Parmi les conditions de la location des véhicules, figure la possession d’une carte de crédit. Il n’est pas nécessaire de payer quoi que ce soit par le biais de cette carte, il s’agit tout simplement de la présenter. Au moment de la restitution du véhicule, nous payons cash et n’utilisons pas du tout la carte.
M’est-il permis de me faire délivrer une carte de crédit à cet effet ?

Louange à Allah

En principe, les opérations usurières sont interdites. Il n’est donc pas permis de s’y engager. En font partie les conditions mentionnées dans les cartes de crédit. Dans certains pays, l’utilisation de ces cartes est si fréquente que presque personne ne s’en passer.

Nous avons soumis la question suivante à son éminence Cheikh Muhammad ibn Sahih al-Outhaymine : « les cartes visa impliquent une condition usurière (dans la mesure où) si le paiement accuse un retard, on est frappé par une amende.

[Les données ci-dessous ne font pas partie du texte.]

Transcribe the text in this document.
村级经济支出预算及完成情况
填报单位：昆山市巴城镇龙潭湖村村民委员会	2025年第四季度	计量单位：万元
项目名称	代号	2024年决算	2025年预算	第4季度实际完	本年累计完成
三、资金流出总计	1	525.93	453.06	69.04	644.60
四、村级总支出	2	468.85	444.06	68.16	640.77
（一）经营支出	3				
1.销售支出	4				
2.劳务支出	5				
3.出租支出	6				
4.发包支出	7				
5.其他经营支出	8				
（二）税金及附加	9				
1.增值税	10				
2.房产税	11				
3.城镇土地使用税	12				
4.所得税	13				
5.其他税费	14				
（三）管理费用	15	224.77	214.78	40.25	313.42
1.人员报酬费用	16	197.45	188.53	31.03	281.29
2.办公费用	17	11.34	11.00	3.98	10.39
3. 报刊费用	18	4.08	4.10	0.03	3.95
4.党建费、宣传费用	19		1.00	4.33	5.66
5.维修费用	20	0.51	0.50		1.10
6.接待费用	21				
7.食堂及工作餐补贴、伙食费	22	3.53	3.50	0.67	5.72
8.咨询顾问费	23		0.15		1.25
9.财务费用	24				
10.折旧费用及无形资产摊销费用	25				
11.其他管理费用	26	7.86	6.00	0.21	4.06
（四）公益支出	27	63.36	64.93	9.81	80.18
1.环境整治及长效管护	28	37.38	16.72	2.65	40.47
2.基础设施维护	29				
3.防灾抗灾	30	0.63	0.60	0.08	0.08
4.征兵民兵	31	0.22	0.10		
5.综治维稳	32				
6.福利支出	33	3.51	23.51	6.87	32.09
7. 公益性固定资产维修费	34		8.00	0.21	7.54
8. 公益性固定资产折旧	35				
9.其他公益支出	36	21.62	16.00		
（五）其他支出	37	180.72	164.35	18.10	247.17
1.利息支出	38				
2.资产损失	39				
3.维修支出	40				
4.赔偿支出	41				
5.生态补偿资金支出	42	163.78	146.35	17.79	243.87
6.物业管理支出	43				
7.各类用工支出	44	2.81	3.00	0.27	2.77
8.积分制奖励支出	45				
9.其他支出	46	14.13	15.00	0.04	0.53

Mais, dans mon lieu de résidence en Amérique, il ne m’est impossible de louer ni un véhicule ni un local ni de commander un service public sans le payer par la carte visa. Si je m’abstiens de son utilisation, je me retrouverais dans une situation si embarrassante que je ne pourrais pas m’en sortir. Est-ce que le fait de ma part de m’engager  à payer dans un délai qui me permet d’échapper à l’usure m’autorise à utiliser ces cartes pour éviter la gêne que j’éprouve ? ».

Le cheikh (Puisse Allah lui accorder Sa miséricorde) a donné la réponse suivante :

« Si la gêne est certaine et que l’éventualité du retard du paiement faible, j’espère qu’il y a aucun mal. »

Question

 Est-ce qu’une condition caduque parce qu’impliquant l’usure entraîne la caducité du contrat ?

Réponse

Si le contrat contient une condition invalide, il n’en sera pas pour autant caduc pour plusieurs considérations :

1/ la nécessité née du fait que l’intéressé croit fermement qu’il honorera son engagement. Du fait qu’il croit fermement qu’il honorera son engagement et que la condition n’est pas réalisée et compte tenu de la nécessité - voilà le dernier point important - j’espère qu’il n’y a aucun mal. Car nous sommes en présence d’une réalité certaine qui est la nécessité et une chose douteuse qui est le retard. Or la priorité doit être donnée à ce qui est certain.

Allah le sait mieux.

Cheikh Muhammad Ibn Salih al-Outhaymine.